Either scenario brings along a lot of enormous questions, which I don't think will be answered any time soon. But the fact remains, that the fundamental disconnect between the language of the reading traditions, and the language of the Quranic Consonantal Text needs to be explained in some way. I hope my previous articles on the disconnect between the QCT and the modern readings are felt, by my readers, also to be so fundamental as to require an explanation e.g. as the developments and loss of *ʔ, the diptosy of the feminine ending, the loss of nunation, retention of ē, (and also ō?) etc."
Btw, my own view on these questions remains rather simple ... the Qur'an was never particularly integral to the early spread of Islamic rule (which does not mean it did not exist!), and its association with the historical Medinan prophet was far more tenuous and limited than is usually understood.

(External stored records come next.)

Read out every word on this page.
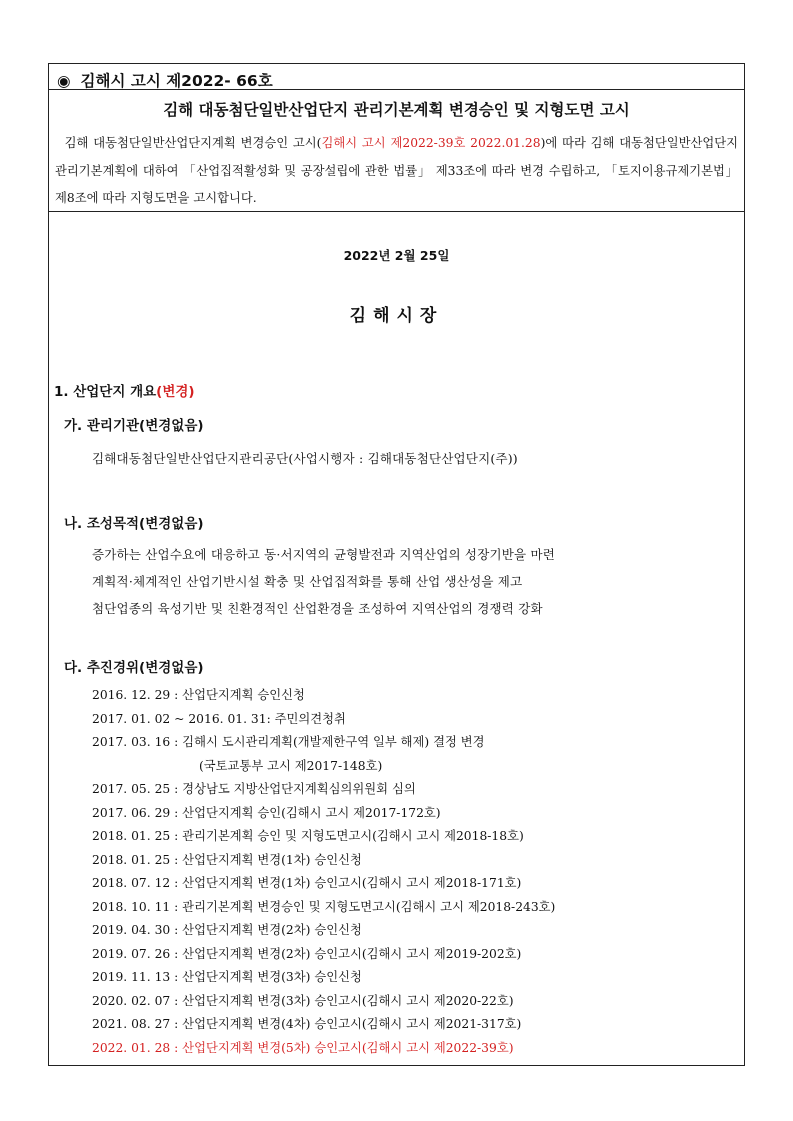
◉ 김해시 고시 제2022- 66호
김해 대동첨단일반산업단지 관리기본계획 변경승인 및 지형도면 고시

김해 대동첨단일반산업단지계획 변경승인 고시(김해시 고시 제2022-39호 2022.01.28)에 따라 김해 대동첨단일반산업단지 관리기본계획에 대하여 「산업집적활성화 및 공장설립에 관한 법률」 제33조에 따라 변경 수립하고, 「토지이용규제기본법」 제8조에 따라 지형도면을 고시합니다.

2022년 2월 25일
김해시장
1. 산업단지 개요(변경)
가. 관리기관(변경없음)
김해대동첨단일반산업단지관리공단(사업시행자 : 김해대동첨단산업단지(주))
나. 조성목적(변경없음)
증가하는 산업수요에 대응하고 동·서지역의 균형발전과 지역산업의 성장기반을 마련
계획적·체계적인 산업기반시설 확충 및 산업집적화를 통해 산업 생산성을 제고
첨단업종의 육성기반 및 친환경적인 산업환경을 조성하여 지역산업의 경쟁력 강화
다. 추진경위(변경없음)
2016. 12. 29 : 산업단지계획 승인신청
2017. 01. 02 ~ 2016. 01. 31: 주민의견청취
2017. 03. 16 : 김해시 도시관리계획(개발제한구역 일부 해제) 결정 변경
(국토교통부 고시 제2017-148호)
2017. 05. 25 : 경상남도 지방산업단지계획심의위원회 심의
2017. 06. 29 : 산업단지계획 승인(김해시 고시 제2017-172호)
2018. 01. 25 : 관리기본계획 승인 및 지형도면고시(김해시 고시 제2018-18호)
2018. 01. 25 : 산업단지계획 변경(1차) 승인신청
2018. 07. 12 : 산업단지계획 변경(1차) 승인고시(김해시 고시 제2018-171호)
2018. 10. 11 : 관리기본계획 변경승인 및 지형도면고시(김해시 고시 제2018-243호)
2019. 04. 30 : 산업단지계획 변경(2차) 승인신청
2019. 07. 26 : 산업단지계획 변경(2차) 승인고시(김해시 고시 제2019-202호)
2019. 11. 13 : 산업단지계획 변경(3차) 승인신청
2020. 02. 07 : 산업단지계획 변경(3차) 승인고시(김해시 고시 제2020-22호)
2021. 08. 27 : 산업단지계획 변경(4차) 승인고시(김해시 고시 제2021-317호)
2022. 01. 28 : 산업단지계획 변경(5차) 승인고시(김해시 고시 제2022-39호)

It was written down quite early in 'vulgar' Arabic dialect (IMO), and the later conquest-era polities retained little clarity about how to correctly recite it or what its earliest textual layers meant/how they originated. As the archaic texts gained importance as a compiled religious text, the Islamic tradition exalted it with archaizing recitation traditions that had little authentic connection to the text's originating context. This is why goofball errors like the mispointing of had as gadd in Q 72:3 could go completely unnoticed ... the rasm was correct, and was accurately preserved, but there was no authentic preservation of how you recited that text or what much of it meant.
This is one reason why I favor the 'early Qur'an' theory. I can't see how it's even possible that such discontinuities could emerge unless the base texts were written down quite early. Otherwise you have to postulate the bizarre scenario, outlined by the Leiden guy above, where the Qur'an was much later written down by Uthman in a vulgar dialect that conflicted with how it was normally recited at that time. And then you also have to explain why so much of the Qur'an's language and references (e.g. the mysterious letters) were incomprehensible for the later tradition. That would seem almost impossible if it was composed very late. People would have retained a much better understanding of what it meant and how it was recited.